屋里幾人皆是驚出了一身冷汗,顧承安一屁股跪坐于地,垂下視線不敢讓人看出他心里的遺憾,要是父皇就這么去了……
皇帝依舊緊抓著侄子的手沒放,粗聲問,“朕是不是中毒了?”
“您沒事。”
皇帝自是不信,“那朕剛才怎么……”
“臣剛才不過是給您吃了一顆補血的藥丸。”
“……”皇帝瞪著他,經這一鬧緊繃著的情緒倒是緩下來了,也就看出晏惜此時的不痛快。
皇帝明白,這不痛快怕是從他將所有事壓
下來就有了,拍了拍侄子的手臂,他看向曾經想要高高拿起輕輕放下的次子,“童怡進宮是童家主動提及還是惠妃回去要的人?”

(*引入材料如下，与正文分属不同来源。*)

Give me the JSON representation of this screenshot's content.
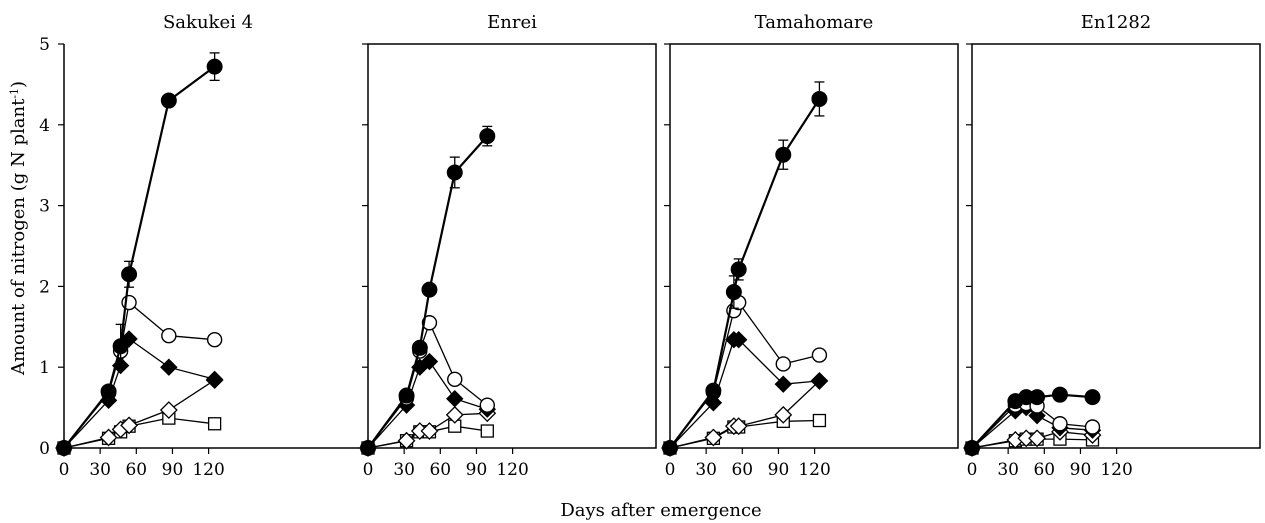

顧承安不敢馬虎,謹慎的想了又想,道:“是一次老夫人進宮看望母妃時主動提起,說那童怡是他們用心調?教出來的,又同是童家的人,定會幫襯母妃。”
“只是如此?”
顧承安不敢隱瞞,將頭垂得更低,“老夫人說后宮已數年未有皇子公主出生,童怡要想在這宮中立足就必得倚仗母妃和兒子,因此母妃才……父皇,童家什么情況兒子不清楚,可母妃進宮已二十余年,一年到頭難得出宮一回,她絕無可能和朝麗族扯上關系,還請父皇明鑒。”
皇帝輕哼一聲,起身上前幾步抬頭看著那扇刺眼至極的窗戶,因為喜愛童怡這偏殿他最近沒少來,何曾看出窗戶竟有這般玄機,朝麗族竟然已經將手伸到皇宮來了,如今童怡已確定是朝麗族余孽,可宮中只有她是嗎?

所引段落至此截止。